Did the fact that Harry H. Herron, the tent finance keeper, was informed that Brown was engaged in the liquor business, and that he collected and remitted to the Great Camp assessments after he was so informed, constitute a waiver of the forfeiture ? We think not, for a number of reasons. Conceding that notice to an agent having full authority to act would be notice to, and knowledge of, the principal, it must be borne in mind that there is nothing in this record showing that Herron was charged with any duty to investigate the fact, or report the same to the Great Camp. His duty was to remit collections. His authority was limited and special. The contract was with the Great Camp, and the waiver must be by the Great Camp, with knowledge of the facts. Larkin v. Modern Woodmen of America, 163 Mich. 670 (127 N. W. 786); Grand Lodge A. O. U. W. of Connecticut v. Burns, supra. We are of opinion that notice to the local finance keeper was not notice to the Great Camp. In order to be effectual as waiver, notice of forfeiture must reach the Great Camp. We think that the weight of authority is to the effect that a ministerial officer of a subordinate lodge cannot waive the positive requirements of the laws of the order. See collection of authorities in Bacon on Benefit Societies and Life Insurance, §§ 431, 426.

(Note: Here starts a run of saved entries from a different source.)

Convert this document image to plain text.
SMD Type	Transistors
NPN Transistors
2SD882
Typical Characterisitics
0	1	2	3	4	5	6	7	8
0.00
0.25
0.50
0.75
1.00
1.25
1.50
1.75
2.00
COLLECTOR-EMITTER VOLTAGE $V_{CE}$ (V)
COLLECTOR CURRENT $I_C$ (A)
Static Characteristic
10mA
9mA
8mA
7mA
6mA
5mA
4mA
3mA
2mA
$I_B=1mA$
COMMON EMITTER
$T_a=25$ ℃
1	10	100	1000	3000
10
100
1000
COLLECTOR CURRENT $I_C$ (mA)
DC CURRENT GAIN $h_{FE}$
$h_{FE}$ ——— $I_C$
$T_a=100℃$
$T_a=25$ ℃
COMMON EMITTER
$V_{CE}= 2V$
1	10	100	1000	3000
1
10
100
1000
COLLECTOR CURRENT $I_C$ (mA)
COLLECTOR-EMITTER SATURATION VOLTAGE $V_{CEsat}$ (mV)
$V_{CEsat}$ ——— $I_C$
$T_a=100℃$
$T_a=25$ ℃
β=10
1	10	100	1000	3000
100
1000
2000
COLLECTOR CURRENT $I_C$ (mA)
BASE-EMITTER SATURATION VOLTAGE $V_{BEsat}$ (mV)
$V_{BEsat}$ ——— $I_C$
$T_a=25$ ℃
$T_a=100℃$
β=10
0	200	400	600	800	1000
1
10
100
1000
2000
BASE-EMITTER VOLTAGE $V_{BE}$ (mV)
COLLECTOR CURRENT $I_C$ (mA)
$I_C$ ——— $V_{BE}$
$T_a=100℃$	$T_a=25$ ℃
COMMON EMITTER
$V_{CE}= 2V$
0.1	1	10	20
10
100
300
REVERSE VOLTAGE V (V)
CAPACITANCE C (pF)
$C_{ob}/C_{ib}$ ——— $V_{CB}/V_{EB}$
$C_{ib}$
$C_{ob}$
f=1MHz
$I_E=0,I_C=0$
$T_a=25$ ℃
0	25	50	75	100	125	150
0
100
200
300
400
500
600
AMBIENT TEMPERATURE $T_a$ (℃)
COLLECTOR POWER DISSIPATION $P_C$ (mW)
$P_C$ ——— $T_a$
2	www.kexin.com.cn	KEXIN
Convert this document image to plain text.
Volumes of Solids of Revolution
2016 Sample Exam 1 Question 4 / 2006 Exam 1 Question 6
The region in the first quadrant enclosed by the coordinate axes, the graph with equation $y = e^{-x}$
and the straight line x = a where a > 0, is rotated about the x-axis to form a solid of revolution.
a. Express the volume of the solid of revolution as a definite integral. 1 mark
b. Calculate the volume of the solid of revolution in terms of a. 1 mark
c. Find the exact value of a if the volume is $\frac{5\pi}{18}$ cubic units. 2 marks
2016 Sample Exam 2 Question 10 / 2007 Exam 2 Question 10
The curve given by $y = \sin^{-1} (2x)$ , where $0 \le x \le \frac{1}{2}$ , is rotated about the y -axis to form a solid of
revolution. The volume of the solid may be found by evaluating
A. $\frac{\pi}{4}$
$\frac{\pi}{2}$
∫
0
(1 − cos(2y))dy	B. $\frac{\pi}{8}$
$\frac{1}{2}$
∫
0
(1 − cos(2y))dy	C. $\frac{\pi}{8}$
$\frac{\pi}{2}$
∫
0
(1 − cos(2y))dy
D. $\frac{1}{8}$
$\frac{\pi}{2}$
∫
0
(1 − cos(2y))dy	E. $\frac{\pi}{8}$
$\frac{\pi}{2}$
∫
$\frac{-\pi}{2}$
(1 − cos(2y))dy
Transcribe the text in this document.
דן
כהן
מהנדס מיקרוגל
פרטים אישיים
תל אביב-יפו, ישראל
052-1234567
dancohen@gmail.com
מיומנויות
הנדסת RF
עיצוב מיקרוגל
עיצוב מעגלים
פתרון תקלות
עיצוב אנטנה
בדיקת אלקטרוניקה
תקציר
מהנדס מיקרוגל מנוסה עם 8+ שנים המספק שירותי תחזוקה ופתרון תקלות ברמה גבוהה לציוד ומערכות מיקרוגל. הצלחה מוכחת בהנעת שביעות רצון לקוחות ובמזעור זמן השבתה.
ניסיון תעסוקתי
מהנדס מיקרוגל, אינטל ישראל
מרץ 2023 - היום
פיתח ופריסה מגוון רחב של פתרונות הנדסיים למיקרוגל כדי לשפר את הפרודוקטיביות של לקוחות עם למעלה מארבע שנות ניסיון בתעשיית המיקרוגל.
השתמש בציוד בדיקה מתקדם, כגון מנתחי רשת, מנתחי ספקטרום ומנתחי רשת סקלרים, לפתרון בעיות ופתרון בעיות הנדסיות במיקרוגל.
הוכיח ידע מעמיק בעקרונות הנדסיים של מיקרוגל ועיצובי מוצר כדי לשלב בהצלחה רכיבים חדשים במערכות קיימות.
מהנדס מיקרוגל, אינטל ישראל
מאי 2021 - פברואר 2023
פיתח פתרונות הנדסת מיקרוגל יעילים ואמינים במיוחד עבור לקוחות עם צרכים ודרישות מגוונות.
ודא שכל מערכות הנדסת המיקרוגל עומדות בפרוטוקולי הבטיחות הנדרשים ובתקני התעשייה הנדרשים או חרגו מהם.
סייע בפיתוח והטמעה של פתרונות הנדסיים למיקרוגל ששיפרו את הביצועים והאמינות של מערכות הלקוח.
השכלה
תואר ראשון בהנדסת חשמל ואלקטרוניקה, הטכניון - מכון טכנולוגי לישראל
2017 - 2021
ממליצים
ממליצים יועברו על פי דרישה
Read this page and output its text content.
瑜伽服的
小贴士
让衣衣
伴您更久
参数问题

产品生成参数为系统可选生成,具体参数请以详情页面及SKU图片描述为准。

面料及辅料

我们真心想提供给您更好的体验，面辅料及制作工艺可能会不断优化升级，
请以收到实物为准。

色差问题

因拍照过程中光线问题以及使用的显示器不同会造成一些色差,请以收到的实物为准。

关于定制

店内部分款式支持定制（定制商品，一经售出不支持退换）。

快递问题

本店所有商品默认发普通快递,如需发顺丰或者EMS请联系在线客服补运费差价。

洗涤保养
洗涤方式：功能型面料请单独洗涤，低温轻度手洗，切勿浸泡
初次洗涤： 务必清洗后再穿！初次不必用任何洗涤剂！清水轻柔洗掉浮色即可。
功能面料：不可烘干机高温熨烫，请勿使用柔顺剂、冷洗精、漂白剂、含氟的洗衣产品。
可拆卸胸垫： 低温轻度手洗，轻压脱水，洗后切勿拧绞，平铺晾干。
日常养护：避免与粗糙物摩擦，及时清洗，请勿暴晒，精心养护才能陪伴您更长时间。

We think that the court should have received in evidence the letter of the plaintiff’s attorney. He had appeared before the committees of the defendant order for the plaintiff, and there was no question as to his authority *135to write the letter which related to the assessments paid. Under the declaration, it is doubtful if plaintiff could recover for the assessments paid by deceased after he engaged in the liquor business. As the case must go back for new trial, the court will doubtless permit plaintiff to amend her declaration in that particular, if asked to do so.

For the errors pointed out, the judgment below is reversed, and a new trial granted.

Ostrander, C. J., and Bird, Brooke, and Blair, JJ., concurred.